27. That said I have considered the provisions of the Labour Relations Act (LRA). This, in my view, is the parent statute on matters relating to Trade Unions. I note that Part VIII of the said Act permits disputes which have been subjected to conciliation without resolution to be filed before the ELRC. This read together with section 12 of the ELRC Act, in my view vests the court with the requisite jurisdiction to handle this matter.

28. Further, as the parties had elected vide article 1(f) as read with article VIII of the CBA to submit collective grievances to conciliation and where necessary the ELRC as provided for under the LRA, this in effect places this matter within the purview of the procedure under the LRA. Accordingly and as was observed by Ongaya J in Kenya Medical Practitioners Pharmacists and Dentists’ Union v County Secretary, Taita Taveta County Government & 3 others [2021] eKLR, the court’s jurisdiction has been rightly invoked.

29. I also agree with the Petitioner that under section 12(1) (j) of the ELRC Act, the court is specifically clothed with jurisdiction to adjudicate on disputes relating to the registration and enforcement of terms of collective bargaining agreements. The dispute between the parties in this cause is centered on enforcement of the CBA between them. Consequently, under section 12(1) (j) of the ELRC Act, this court has jurisdiction to hear the matter.

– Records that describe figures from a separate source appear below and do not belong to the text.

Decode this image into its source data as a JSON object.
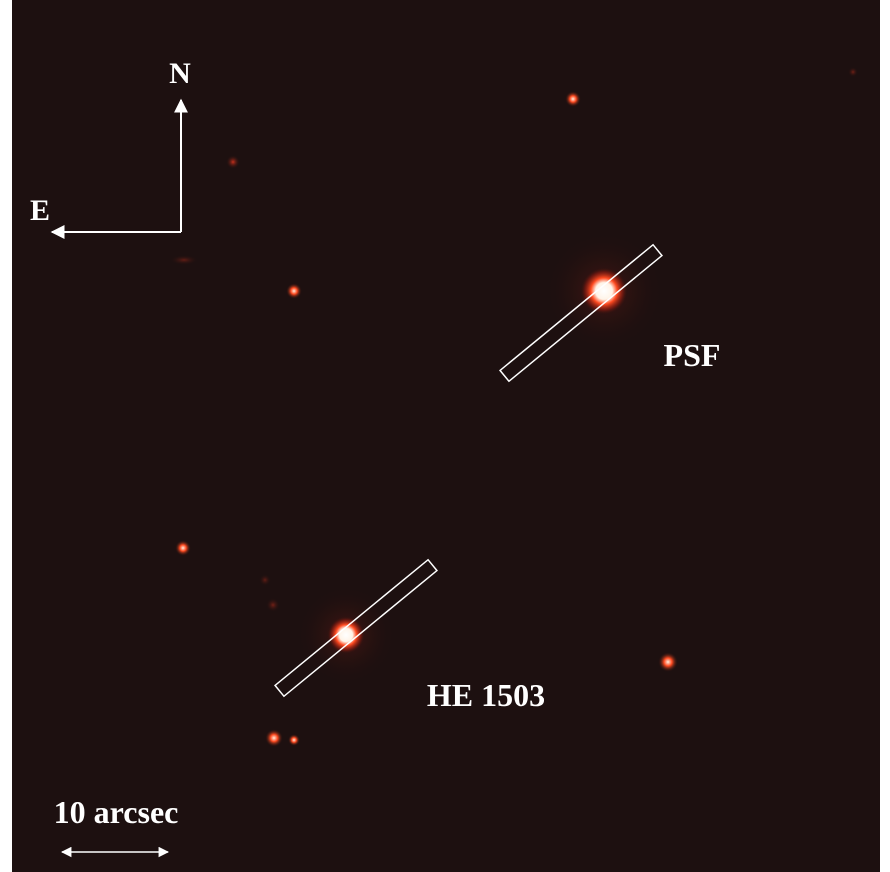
{
  "labels": {
    "north": "N",
    "east": "E",
    "psf": "PSF",
    "target": "HE 1503",
    "scale": "10 arcsec"
  }
}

30. I will therefore order as follows: -

a)That the P O is declined.

b)That the cost of prosecuting the P O shall be in the cause.

c)That the Petitioner is ordered to add the County Public Service Board, Kilifi County as a necessary party to this cause.

d)That upon addition of the party aforesaid, the Petitioner is ordered to amend the Petition appropriately.

e)That the Petitioner is ordered to serve the amended Petition on the resultant Respondents forthwith.

f)That orders c), d) and e) be complied with within 14 days of this ruling.

g)That the Respondents file their responses within 14 days of the court order.

h)The parties do list the Petition for directions on the mode of its disposal soon thereafter.

DATED, SIGNED AND DELIVERED ON THE 17TH DAY OF FEBRUARY, 2022

B.O. M. MANANI

JUDGE

In the presence of:

Kishe for the Petitioner

Nyoya for the Respondents

ORDER

In view of the declaration of measures restricting court operations due to the Covid-19 pandemic and in light of the directions issued by his Lordship, the Chief Justice on 15th April 2020, this ruling has been delivered to the parties online with their consent, the parties having waived compliance with Rule 28 (3) of the ELRC Procedure Rules which requires that all judgments and rulings shall be dated, signed and delivered in the open court.